Suspects who are arrested by KWS for committing a wildlife offence, Ms Mutunga said, are normally booked at the nearest police station.

“If at all the persons were in the custody of KWS then we would have already arraigned them in court as required by law,” reads the affidavit by the KWS representative.

However, a year later, Inspector-General of Police and the head of the Directorate of Criminal Investigations are yet to respond to the matter despite a court order to do so.

Mr Muhoho, the lawyer for the families, filed an affidavit of service before the court as proof that the government agencies have received the application.

An affidavit of service dated July 27, 2021 shows that the court documents were received by the DCI headquarters and the Office of the National Police Service.

Representatives of the DCI and IG have appeared in court for the suit only once, on September 30, 2021. During that session, through the Attorney-General, the duo requested 21 days to file their response to the application. But the court’s file shows that they are yet to reply to date. When the matter was last mentioned on July 26, the DCI and IG were absent.

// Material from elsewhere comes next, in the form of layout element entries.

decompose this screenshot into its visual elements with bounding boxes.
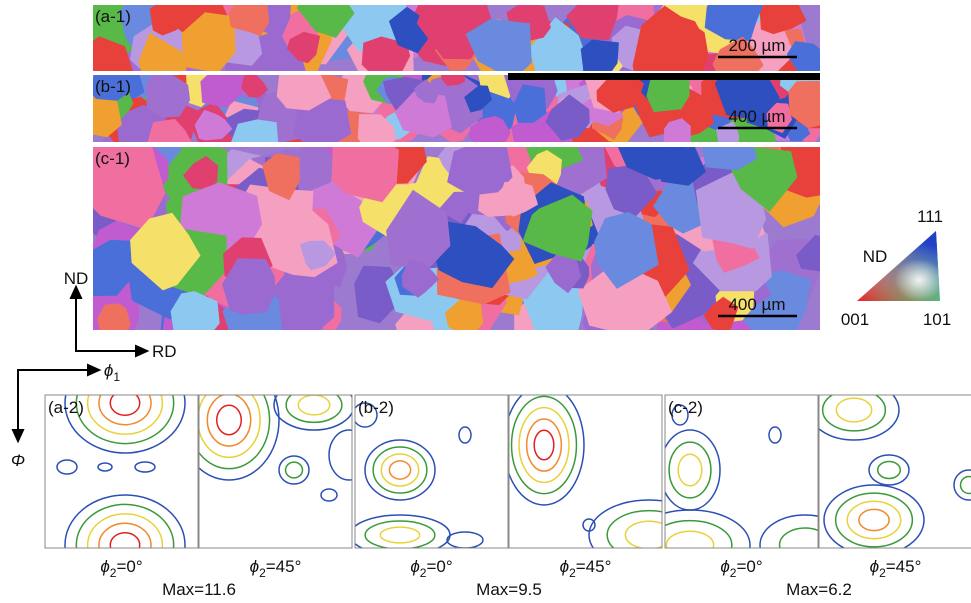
contour xyxy=(954,470,971,500)
scale-bar-label: 200 µm xyxy=(728,36,785,55)
contour xyxy=(110,391,139,416)
scale-bar-label: 400 µm xyxy=(728,295,785,314)
symbol: ϕ xyxy=(410,557,419,576)
subscript: 1 xyxy=(113,370,120,384)
axis-rd: RD xyxy=(152,342,177,361)
contour xyxy=(666,531,713,559)
section-label: ϕ2=0° xyxy=(410,557,452,580)
contour xyxy=(512,396,577,493)
contour xyxy=(110,533,139,558)
panel-label: (a-1) xyxy=(95,7,131,26)
section-value: =0° xyxy=(116,557,142,576)
ipf-101: 101 xyxy=(923,310,951,329)
odf-section xyxy=(630,405,850,580)
ipf-111: 111 xyxy=(917,207,943,226)
section-label: ϕ2=45° xyxy=(560,557,612,580)
axis-Phi: Φ xyxy=(11,451,25,470)
panel-label: (b-1) xyxy=(95,77,131,96)
section-value: =45° xyxy=(886,557,922,576)
contour xyxy=(389,461,410,479)
contour xyxy=(669,442,711,498)
odf-frame xyxy=(355,395,508,548)
section-value: =45° xyxy=(576,557,612,576)
contour xyxy=(447,532,483,548)
symbol: ϕ xyxy=(100,557,109,576)
contour xyxy=(179,360,279,480)
odf-frame xyxy=(509,395,662,548)
contour xyxy=(678,454,702,486)
contour xyxy=(780,528,831,562)
contour xyxy=(207,394,250,446)
section-label: ϕ2=0° xyxy=(100,557,142,580)
contour xyxy=(365,440,435,500)
map-gap xyxy=(508,73,820,80)
contour xyxy=(98,463,112,471)
contour xyxy=(859,509,889,530)
grain xyxy=(466,19,532,80)
odf-section xyxy=(179,360,369,501)
ipf-001: 001 xyxy=(841,310,869,329)
contour xyxy=(769,427,781,443)
max-label: Max=9.5 xyxy=(476,580,542,599)
contour xyxy=(648,521,732,570)
contour xyxy=(135,462,155,472)
contour xyxy=(329,430,369,480)
contour xyxy=(961,477,971,494)
contour xyxy=(298,395,330,415)
section-value: =45° xyxy=(266,557,302,576)
section-value: =0° xyxy=(426,557,452,576)
symbol: ϕ xyxy=(250,557,259,576)
odf-frame xyxy=(199,395,352,548)
section-label: ϕ2=0° xyxy=(720,557,762,580)
symbol: ϕ xyxy=(560,557,569,576)
section-label: ϕ2=45° xyxy=(870,557,922,580)
figure: (a-1) 200 µm (b-1) 400 µm (c-1) 400 µm ND 111 00… xyxy=(0,0,971,603)
contour xyxy=(534,430,554,459)
section-label: ϕ2=45° xyxy=(250,557,302,580)
max-label: Max=11.6 xyxy=(162,580,236,599)
contour xyxy=(217,405,242,434)
panel-label: (c-2) xyxy=(668,398,703,417)
odf-section xyxy=(809,380,971,555)
axis-nd: ND xyxy=(64,269,89,288)
contour xyxy=(365,521,435,549)
contour xyxy=(279,456,309,484)
contour xyxy=(869,455,909,485)
symbol: ϕ xyxy=(104,361,113,380)
contour xyxy=(459,427,471,443)
ipf-axis: ND xyxy=(863,247,888,266)
panel-label: (b-2) xyxy=(358,398,394,417)
axis-phi1: ϕ1 xyxy=(104,361,120,384)
panel-label: (a-2) xyxy=(48,398,84,417)
panel-label: (c-1) xyxy=(95,149,130,168)
contour xyxy=(99,381,151,424)
contour xyxy=(286,388,342,423)
ipf-legend xyxy=(857,231,940,301)
section-value: =0° xyxy=(736,557,762,576)
odf-section xyxy=(350,403,483,555)
contour xyxy=(878,462,901,479)
contour xyxy=(504,385,584,505)
contour xyxy=(286,462,303,478)
contour xyxy=(188,371,269,468)
contour xyxy=(321,489,337,501)
symbol: ϕ xyxy=(870,557,879,576)
max-label: Max=6.2 xyxy=(786,580,852,599)
contour xyxy=(381,454,418,486)
ebsd-map xyxy=(61,111,847,363)
contour xyxy=(527,419,562,471)
contour xyxy=(836,398,871,422)
grain xyxy=(447,138,512,195)
symbol: ϕ xyxy=(720,557,729,576)
contour xyxy=(57,460,77,474)
contour xyxy=(824,485,924,555)
contour xyxy=(380,527,419,543)
contour xyxy=(607,511,691,560)
scale-bar-label: 400 µm xyxy=(728,107,785,126)
contour xyxy=(847,501,900,538)
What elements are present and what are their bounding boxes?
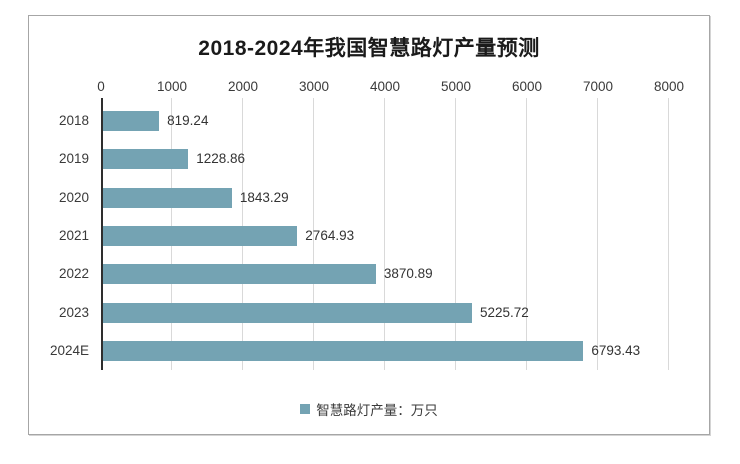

The court ordered the family’s lawyer to serve the KWS, DCI and IG with a mention notice of the next court date citing that there is a possibility that they are not aware of the court dates.

Some of the families have since expressed fear for their safety claiming they were threatened to stop following up on the matter and looking for their kin.

“People were sent to deliver messages to us that if we continue following up the case or speak about it, we would disappear too. That is why most of us have not come forward for DNA analyses to try and establish if our sons were among bodies found in Garissa and River Yala,” a relative of one of the victims told the Nation.

Many Kenyan families are grappling with incessant cases of enforced disappearance, with the government dragging its feet on ratification of a United Nations (UN) treaty against the crime.

Kenya is a signatory to the International Convention for the Protection of All Persons from Enforced Disappearance, which was adopted by the United Nations on December 23, 2010.

The treaty established international laws against state-sanctioned abductions and torture, and countries that are signatories to it were expected to adopt the provisions of the treaty in their respective laws.

Kenya is, however, yet to ratify the convention close to 12 years later in what activists view as blatant non-commitment to end rising cases of enforced disappearance, extra judicial killings and human rights violations in the hands of the state.

“It is very clear that the government is not ready to be held accountable on cases of enforced disappearance and that is why it is unwilling to adopt some of these laws,” Independent Medico-Legal Unit director Peter Kiama said.